L’intendant de la Généralité de Tours, en 1178, était François-Pierre DU CLUZEL. (Il est d’ailleurs cité dans le serment de Jeanne GRIMAULT.)

Selon Wikipedia, en dehors des travaux dans la ville de Tours, François Pierre du Cluzel s’est intéressé au sort des paysans. Il a tenté une réforme de la corvée royale pour l’entretien des grands chemins. Pendant les crises de 1770 et 1775 qui voient le prix du blé augmenter fortement, il fait acheter du blé à l’étranger pour le vendre à un prix inférieur au marché, mais cela n’a pas suffit à éviter les troubles dans les marchés ou les ports. Il a lutté contre le vagabondage et la mendicité et a créé des ateliers de charité pour donner du travail aux plus pauvres. Il a mis en place des cours d’accouchement pour former les sages-femmes dans les campagnes et pendant les périodes d’épidémie, il y a envoyé des médecins d’épidémie.
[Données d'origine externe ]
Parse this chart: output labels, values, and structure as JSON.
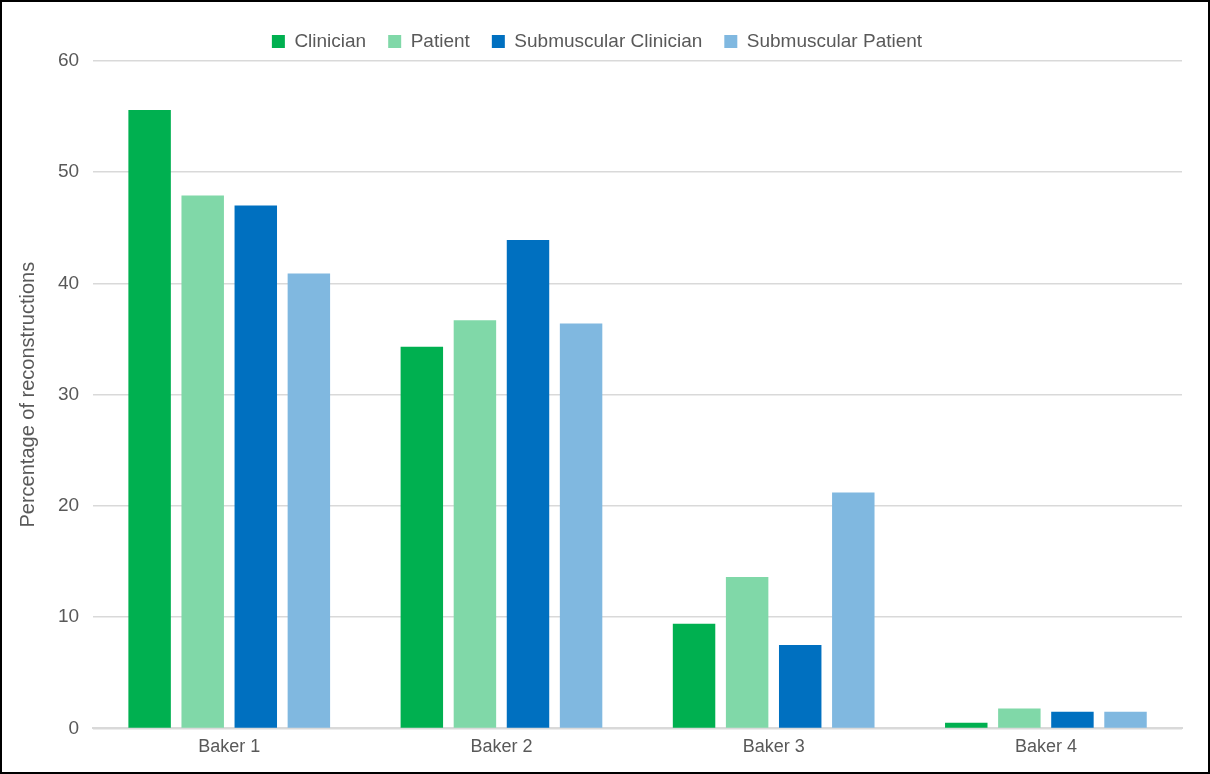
{
  "chart_data": {
    "type": "bar",
    "ylabel": "Percentage of reconstructions",
    "categories": [
      "Baker 1",
      "Baker 2",
      "Baker 3",
      "Baker 4"
    ],
    "series": [
      {
        "name": "Clinician",
        "color": "#00b050",
        "values": [
          55.6,
          34.3,
          9.4,
          0.5
        ]
      },
      {
        "name": "Patient",
        "color": "#80d8a8",
        "values": [
          47.9,
          36.7,
          13.6,
          1.8
        ]
      },
      {
        "name": "Submuscular Clinician",
        "color": "#0070c0",
        "values": [
          47.0,
          43.9,
          7.5,
          1.5
        ]
      },
      {
        "name": "Submuscular Patient",
        "color": "#80b8e0",
        "values": [
          40.9,
          36.4,
          21.2,
          1.5
        ]
      }
    ],
    "ylim": [
      0,
      60
    ],
    "yticks": [
      0,
      10,
      20,
      30,
      40,
      50,
      60
    ],
    "grid": "y",
    "legend": "top"
  }
}
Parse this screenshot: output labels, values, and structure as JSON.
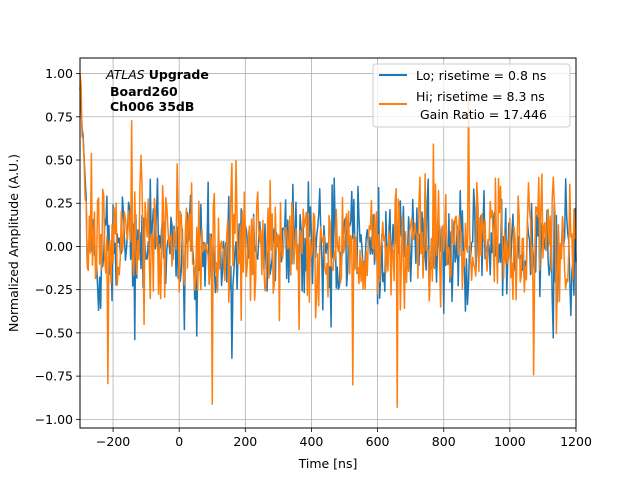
{
  "chart_data": {
    "type": "line",
    "title": "",
    "xlabel": "Time [ns]",
    "ylabel": "Normalized Amplitude (A.U.)",
    "xlim": [
      -300,
      1200
    ],
    "ylim": [
      -1.05,
      1.09
    ],
    "grid": true,
    "xticks": [
      -200,
      0,
      200,
      400,
      600,
      800,
      1000,
      1200
    ],
    "xtick_labels": [
      "−200",
      "0",
      "200",
      "400",
      "600",
      "800",
      "1000",
      "1200"
    ],
    "yticks": [
      -1.0,
      -0.75,
      -0.5,
      -0.25,
      0.0,
      0.25,
      0.5,
      0.75,
      1.0
    ],
    "ytick_labels": [
      "−1.00",
      "−0.75",
      "−0.50",
      "−0.25",
      "0.00",
      "0.25",
      "0.50",
      "0.75",
      "1.00"
    ],
    "legend_position": "top-right",
    "annotation": {
      "experiment": "ATLAS",
      "tag": "Upgrade",
      "board": "Board260",
      "channel": "Ch006 35dB"
    },
    "series": [
      {
        "name": "Lo; risetime = 0.8 ns",
        "color": "#1f77b4",
        "x_start": -300,
        "x_step": 3.125,
        "noise_std": 0.16,
        "peak_max": 0.92,
        "peak_min": -0.93
      },
      {
        "name": "Hi; risetime = 8.3 ns",
        "extra": " Gain Ratio = 17.446",
        "color": "#ff7f0e",
        "x_start": -300,
        "x_step": 3.125,
        "noise_std": 0.18,
        "peak_max": 1.0,
        "peak_min": -0.93
      }
    ]
  }
}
L’inventaire sommaire de la série C (administrations provinciales) des archives civiles antérieures à 1790 de l’Indre-et-Loire, établi par Charles Loizeau de Grandmaison en 1878, nous apprend que rien n’était laissé au hasard. En voici pour preuve quelques exemples. Il existe, en particulier, une liste des élèves de Madame Du Coudray !

Un très bel article, très complet et très documenté, concernant les élèves de Mme Du Coudray dans les Mauges peut être consulté ici. (Malheureusement je n’ai pas trouvé trace dans les archives de la sage-femme d’Andrezé qui y est évoqué..)
Carte des élèves sages-femmes de Mme du Coudray ayant prêté serment en Anjou en 1778.
[1] Merci infiniment à Régine Clémot de m’avoir signalé cette archive.